Support Questions

Find answers, ask questions, and share your expertise

HDFS Disk Usage and datanode storage thresholds


HDP 2.5.3 Ambari 2.4.2

18 data nodes 190TB

HDFS disk usage is at about 92% ~15TB free with critical alarms or warnngs on most all the data nodes

Percent DataNodes With Available Space is alarming as well

Are the best practice recommendations for setting these thresholds, for managing the percent of HDFS disk usage? Are there concerns for running HDFS disk usage above a certain percentage?



You are living dangerously when you get to 80% disk usage. This is because batch jobs write intermediate data to local non-HDFS disk (map-reduce writes a lot of data to local disk, tez less so) and that temp data can approach or exceed 20% of available disk (depends of course on the jobs you are running). Also, if you are on physical servers (vs cloud) you need the lead time to provision, rack, stack etc to scale out and add new data nodes, and you likely will continue to ingest new data during this lead time.
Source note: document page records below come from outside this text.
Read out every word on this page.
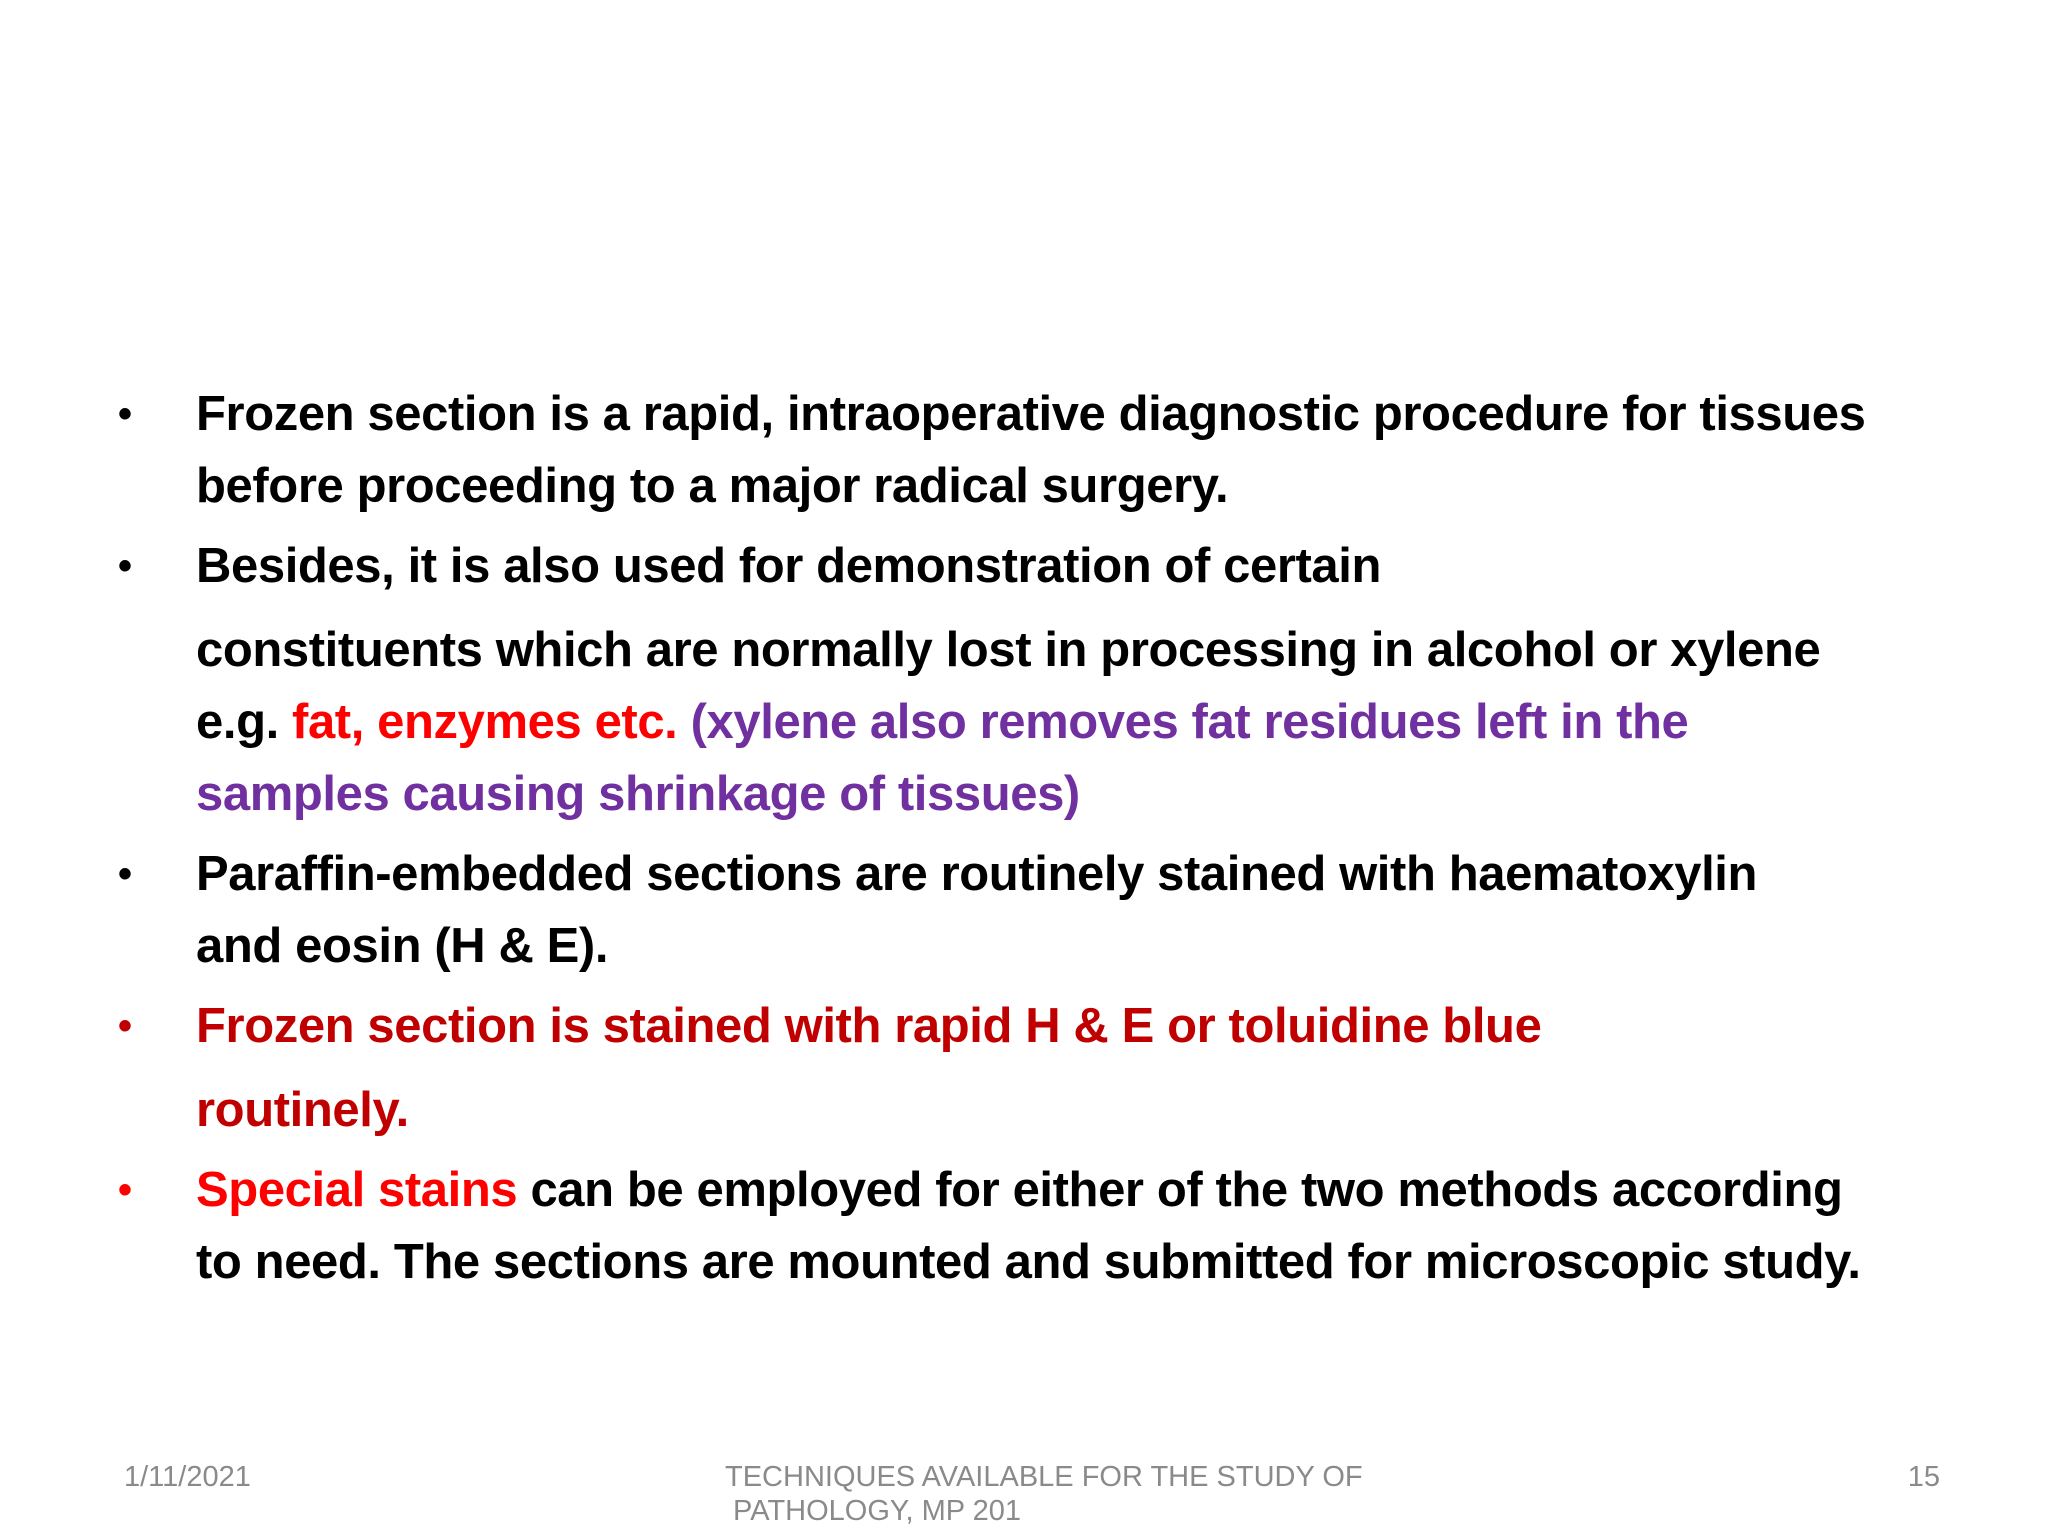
•	Frozen section is a rapid, intraoperative diagnostic procedure for tissues
before proceeding to a major radical surgery.
•	Besides, it is also used for demonstration of certain
constituents which are normally lost in processing in alcohol or xylene
e.g. fat, enzymes etc. (xylene also removes fat residues left in the
samples causing shrinkage of tissues)
•	Paraffin-embedded sections are routinely stained with haematoxylin
and eosin (H & E).
•	Frozen section is stained with rapid H & E or toluidine blue
routinely.
•	Special stains can be employed for either of the two methods according
to need. The sections are mounted and submitted for microscopic study.
1/11/2021	TECHNIQUES AVAILABLE FOR THE STUDY OF
PATHOLOGY, MP 201
15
It is a good practice to set it at 70% and have a plan in place when it reaches that. (If you are ingesting large volumes on a scheduled basis, you may want to go lower).

Another good practice is to compress data that you rarely process, using non-splittable codecs (you can decompress on the rare times you need the data) and possible other data that is still processed using splittable codecs. Automating compression is desirable. Compression is a bit of an involved topic. This is a useful first reference:

I would compress or delete data in the cluster you are referencing, and add more data nodes ASAP.